Mauricio Bergstein —uno de los grandes cronistas de viajes de Uruguay— escribió alguna vez que, al final, todos los viajes son el mismo viaje. Las calles de Brasov que recuerdan a Cuzco: antigua, conservada, perfectamente enclavada en un valle; la llegada a Bucarest tan igual a algunas partes de la Costa de Oro en la Interbalnearia, con los puestos de leña al costado, los puentes bajos y los autos tuneados esperando a alguien en las banquinas; las carreteras rumanas veloces, serpenteantes y angostas que recuerdan a La Línea, la ruta que irrumpe en el corazón de los Andes para llegar al Eje Cafetero desde Bogotá.

Se va el viaje y queda una última parada: el Castillo de Peleș. Imponente, majestuoso, Pélesh (así lo llaman en Rumania) fue construido entre 1873 y 1914 para la familia real rumana. Además de un entorno de jardines de cuento de hadas, cuenta con avances tecnológicos inusuales para cualquier castillo de esa época, como la primera calefacción central de Europa y ascensores internos. En 1947 pasó a funcionar como museo. Hoy es el lugar más visitado de Rumania, y queda perfectamente enclavado en la mitad de la ruta entre Brasov y Bucarest.

La vuelta a casa

Siempre quedan ganas de ver más, pero en una semana al volante puede sacarse provecho de esta Rumania verde y curvilínea.
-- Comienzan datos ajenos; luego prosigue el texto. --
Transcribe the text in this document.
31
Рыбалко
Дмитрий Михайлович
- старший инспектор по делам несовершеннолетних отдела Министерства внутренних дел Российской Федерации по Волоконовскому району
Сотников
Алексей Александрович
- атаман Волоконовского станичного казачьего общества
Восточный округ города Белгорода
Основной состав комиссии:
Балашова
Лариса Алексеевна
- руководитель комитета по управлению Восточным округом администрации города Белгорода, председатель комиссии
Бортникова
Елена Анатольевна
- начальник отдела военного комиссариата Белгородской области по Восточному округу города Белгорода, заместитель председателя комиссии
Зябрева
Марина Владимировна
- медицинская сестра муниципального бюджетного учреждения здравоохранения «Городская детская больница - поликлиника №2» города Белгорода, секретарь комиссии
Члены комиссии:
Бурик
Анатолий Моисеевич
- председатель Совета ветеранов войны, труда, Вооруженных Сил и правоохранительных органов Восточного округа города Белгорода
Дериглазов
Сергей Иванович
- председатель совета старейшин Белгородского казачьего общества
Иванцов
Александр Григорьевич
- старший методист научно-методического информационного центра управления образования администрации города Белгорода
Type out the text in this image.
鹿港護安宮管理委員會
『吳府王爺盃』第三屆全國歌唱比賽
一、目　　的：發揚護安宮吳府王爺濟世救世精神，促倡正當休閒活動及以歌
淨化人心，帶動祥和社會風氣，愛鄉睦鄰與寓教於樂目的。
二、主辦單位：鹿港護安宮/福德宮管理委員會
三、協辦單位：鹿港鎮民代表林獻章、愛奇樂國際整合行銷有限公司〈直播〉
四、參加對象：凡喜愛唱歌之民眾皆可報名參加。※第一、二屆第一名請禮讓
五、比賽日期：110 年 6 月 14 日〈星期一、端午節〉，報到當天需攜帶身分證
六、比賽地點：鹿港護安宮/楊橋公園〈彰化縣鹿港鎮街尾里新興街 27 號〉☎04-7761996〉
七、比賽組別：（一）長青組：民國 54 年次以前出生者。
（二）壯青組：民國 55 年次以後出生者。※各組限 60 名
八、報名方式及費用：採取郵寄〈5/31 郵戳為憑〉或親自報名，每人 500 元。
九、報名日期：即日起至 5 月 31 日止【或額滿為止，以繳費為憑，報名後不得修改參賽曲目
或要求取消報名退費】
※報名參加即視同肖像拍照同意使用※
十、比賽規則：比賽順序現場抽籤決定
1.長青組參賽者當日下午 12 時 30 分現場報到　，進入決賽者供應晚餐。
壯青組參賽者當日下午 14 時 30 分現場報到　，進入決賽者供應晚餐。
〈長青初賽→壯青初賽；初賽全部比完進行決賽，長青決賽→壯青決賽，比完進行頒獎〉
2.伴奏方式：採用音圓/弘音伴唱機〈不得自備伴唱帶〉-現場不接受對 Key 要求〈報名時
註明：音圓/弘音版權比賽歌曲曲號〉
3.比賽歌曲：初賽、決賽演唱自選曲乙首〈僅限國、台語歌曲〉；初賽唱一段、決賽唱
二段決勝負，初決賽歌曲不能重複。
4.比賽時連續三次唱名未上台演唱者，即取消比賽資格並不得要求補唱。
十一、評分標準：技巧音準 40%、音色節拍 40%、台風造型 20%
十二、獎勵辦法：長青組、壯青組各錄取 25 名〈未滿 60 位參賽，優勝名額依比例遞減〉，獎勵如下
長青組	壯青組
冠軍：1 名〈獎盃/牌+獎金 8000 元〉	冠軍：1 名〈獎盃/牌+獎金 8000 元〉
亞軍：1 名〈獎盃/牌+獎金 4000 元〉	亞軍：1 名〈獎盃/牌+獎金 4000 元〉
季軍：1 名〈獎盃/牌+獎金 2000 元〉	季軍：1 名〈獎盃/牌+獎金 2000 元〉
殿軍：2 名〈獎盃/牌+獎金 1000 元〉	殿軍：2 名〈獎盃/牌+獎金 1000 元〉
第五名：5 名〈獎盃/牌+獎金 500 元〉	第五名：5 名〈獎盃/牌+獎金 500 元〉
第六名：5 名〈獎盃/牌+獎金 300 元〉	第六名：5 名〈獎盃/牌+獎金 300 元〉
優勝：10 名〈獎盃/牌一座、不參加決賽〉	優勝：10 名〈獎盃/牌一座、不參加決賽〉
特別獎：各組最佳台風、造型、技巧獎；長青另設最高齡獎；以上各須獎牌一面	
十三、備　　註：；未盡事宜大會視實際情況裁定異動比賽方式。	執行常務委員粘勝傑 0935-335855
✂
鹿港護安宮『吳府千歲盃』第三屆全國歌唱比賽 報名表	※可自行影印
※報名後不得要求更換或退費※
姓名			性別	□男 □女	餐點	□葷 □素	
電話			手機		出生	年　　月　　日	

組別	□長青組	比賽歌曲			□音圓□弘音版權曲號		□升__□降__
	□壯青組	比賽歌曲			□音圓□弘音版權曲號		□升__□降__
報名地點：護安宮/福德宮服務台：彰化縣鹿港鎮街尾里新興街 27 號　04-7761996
Sábado y domingo en Bucarest; lunes, martes y miércoles recorriendo Transfagarasan y alguna otra ruta más improvisada; jueves y viernes el encanto de Brasov; sábado de cierre con el Castillo de Peleș y la vuelta a Bucarest. Quedaron pendientes Cluj, la gran ciudad universitaria; la culta y pintoresca Timisoara, una de las ciudades más importantes del occidente de Rumania y primera en Europa en tener iluminación pública (1884) o alguna de las playas más escondidas en los casi 250 kilómetros de costa sobre el mar Negro.

Lo menos placentero del viaje fueron las repetidas experiencias de flagrante mala onda de los locales, sobre todo en algunas zonas de Transilvania. El servicio en los hoteles y restaurantes de ruta deja bastante que desear. Los primeros días, frente a las primeras recepciones frías y hasta inquisidoras (las preguntas pueden llegar a molestar) tuvimos que preguntarnos si estábamos haciendo algo mal o agarramos al personal en un mal día. “Mucha gente es así”, nos dijo un compatriota que conoce bastante bien esta zona de Transilvania: “Un poco fría, un poco cerrada, bastante antipática, quizá por la mezcla del aislamiento con un pasado reciente que aún se hace sentir en el ambiente”. Los años de Ceaușescu marcaron a fuego a la hermosa y floreciente Rumania. La herida persiste fresca y dolorosa; pero a pesar de eso, vale la pena visitarla.